Objective: To investigate the effects of alprostadil (Lipo PGE1) in prevention of portal vein thrombogenesis (PVT) after splenectomy for portal hypertension.
Methods: Seventy-six patients with portal hypertension undergoing splenectomy and pericardial devascularization were randomly divided into 2 groups :treatment group (n = 40), receiving intravenous drip of injection of radix Salviae miliorrhazae (RSM) 40 ml and alprostadil 20 microg, both once a day since the third day after operation for 2 weeks and then oral administration of dropping pill of SM, and control group (n = 36), receiving intravenous drip of injection of RSM and taking enteric coated aspirin 3 times a day for 2 weeks and then taking dropping pill of SM. Platelets (PLT), prothrombin time (PT), and liver function were detected periodically. Color Doppler ultrasonography was conducted every week to observe the blood flow velocity and diameter of the portal and splenic veins, and if PVT event and ascites occurred. All patients were followed up for 8 - 20 months.

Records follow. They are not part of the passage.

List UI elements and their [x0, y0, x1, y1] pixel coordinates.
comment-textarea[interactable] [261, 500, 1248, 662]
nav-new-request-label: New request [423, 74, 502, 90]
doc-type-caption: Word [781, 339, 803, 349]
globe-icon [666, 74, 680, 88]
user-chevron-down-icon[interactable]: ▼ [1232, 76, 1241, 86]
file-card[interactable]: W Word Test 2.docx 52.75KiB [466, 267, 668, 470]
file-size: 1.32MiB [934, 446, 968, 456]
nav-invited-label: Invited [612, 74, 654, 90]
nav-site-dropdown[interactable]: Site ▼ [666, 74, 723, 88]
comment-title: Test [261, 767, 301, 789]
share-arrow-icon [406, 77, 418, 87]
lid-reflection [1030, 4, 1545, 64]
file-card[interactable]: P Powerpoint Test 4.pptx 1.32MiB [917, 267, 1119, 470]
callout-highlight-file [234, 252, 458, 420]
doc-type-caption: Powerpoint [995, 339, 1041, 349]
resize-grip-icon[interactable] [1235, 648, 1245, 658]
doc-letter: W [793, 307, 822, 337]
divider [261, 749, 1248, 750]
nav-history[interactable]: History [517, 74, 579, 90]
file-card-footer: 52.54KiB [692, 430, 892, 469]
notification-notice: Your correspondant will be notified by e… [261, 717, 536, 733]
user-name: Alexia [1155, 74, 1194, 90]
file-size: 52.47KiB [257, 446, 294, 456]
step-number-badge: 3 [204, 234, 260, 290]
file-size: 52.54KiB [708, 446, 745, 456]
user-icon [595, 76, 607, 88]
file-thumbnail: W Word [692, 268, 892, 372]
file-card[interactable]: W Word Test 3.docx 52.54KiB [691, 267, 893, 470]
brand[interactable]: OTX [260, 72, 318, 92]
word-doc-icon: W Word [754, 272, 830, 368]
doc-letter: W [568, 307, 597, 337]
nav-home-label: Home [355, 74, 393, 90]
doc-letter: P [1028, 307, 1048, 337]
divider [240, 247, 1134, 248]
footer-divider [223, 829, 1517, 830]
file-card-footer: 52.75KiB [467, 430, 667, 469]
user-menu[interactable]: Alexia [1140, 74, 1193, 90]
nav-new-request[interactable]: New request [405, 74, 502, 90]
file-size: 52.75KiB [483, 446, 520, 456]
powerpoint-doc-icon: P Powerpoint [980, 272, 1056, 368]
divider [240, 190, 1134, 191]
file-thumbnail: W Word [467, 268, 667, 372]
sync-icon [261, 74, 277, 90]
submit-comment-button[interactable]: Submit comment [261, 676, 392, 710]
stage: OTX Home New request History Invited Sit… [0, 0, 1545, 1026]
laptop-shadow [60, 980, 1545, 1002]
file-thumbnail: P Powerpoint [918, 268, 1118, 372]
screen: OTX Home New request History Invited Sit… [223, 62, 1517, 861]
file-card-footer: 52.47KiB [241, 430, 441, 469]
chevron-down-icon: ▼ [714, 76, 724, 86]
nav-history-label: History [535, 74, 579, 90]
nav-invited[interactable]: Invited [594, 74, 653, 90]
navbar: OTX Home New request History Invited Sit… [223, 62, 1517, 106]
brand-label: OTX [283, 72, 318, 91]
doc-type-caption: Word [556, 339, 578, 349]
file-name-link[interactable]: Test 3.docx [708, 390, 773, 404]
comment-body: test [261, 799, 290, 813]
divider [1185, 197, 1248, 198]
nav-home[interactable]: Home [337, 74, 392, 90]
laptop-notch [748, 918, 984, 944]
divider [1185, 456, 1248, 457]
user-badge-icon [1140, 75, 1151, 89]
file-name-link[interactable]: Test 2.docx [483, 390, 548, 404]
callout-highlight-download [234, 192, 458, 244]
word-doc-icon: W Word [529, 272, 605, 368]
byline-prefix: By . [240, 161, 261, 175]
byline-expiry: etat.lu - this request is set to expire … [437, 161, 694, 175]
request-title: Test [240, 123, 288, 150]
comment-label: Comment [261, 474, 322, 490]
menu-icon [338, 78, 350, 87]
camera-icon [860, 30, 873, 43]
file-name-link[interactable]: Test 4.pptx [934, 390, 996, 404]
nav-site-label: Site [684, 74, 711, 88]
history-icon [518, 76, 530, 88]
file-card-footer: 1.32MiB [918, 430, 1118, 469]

Results: No prolongation of coagulation time and bleeding tendency was found in both groups. The PLT number increased remarkably in the 7th to 14th days after operation without significant difference between the 2 groups (P >0.05). The PVT rate of the treatment group was 5.0%, significantly lower than that of the control group (25.0%, chi2 = 6.12, P < 0.05). The ascites rate of the treatment group was 10.0%, significantly lower than that of the control group (33.3%, chi2 = 7.44, P <0.01). The levels of ALT and total bilirubin 7 and 16 days after operation of the treatment group were all significantly lower than those of the control group (all P <0.05).
Conclusion: Use of alprostadil early after devascularization is an effective and safe measure to prevent PVT, improve liver function, and decrease ascites rate.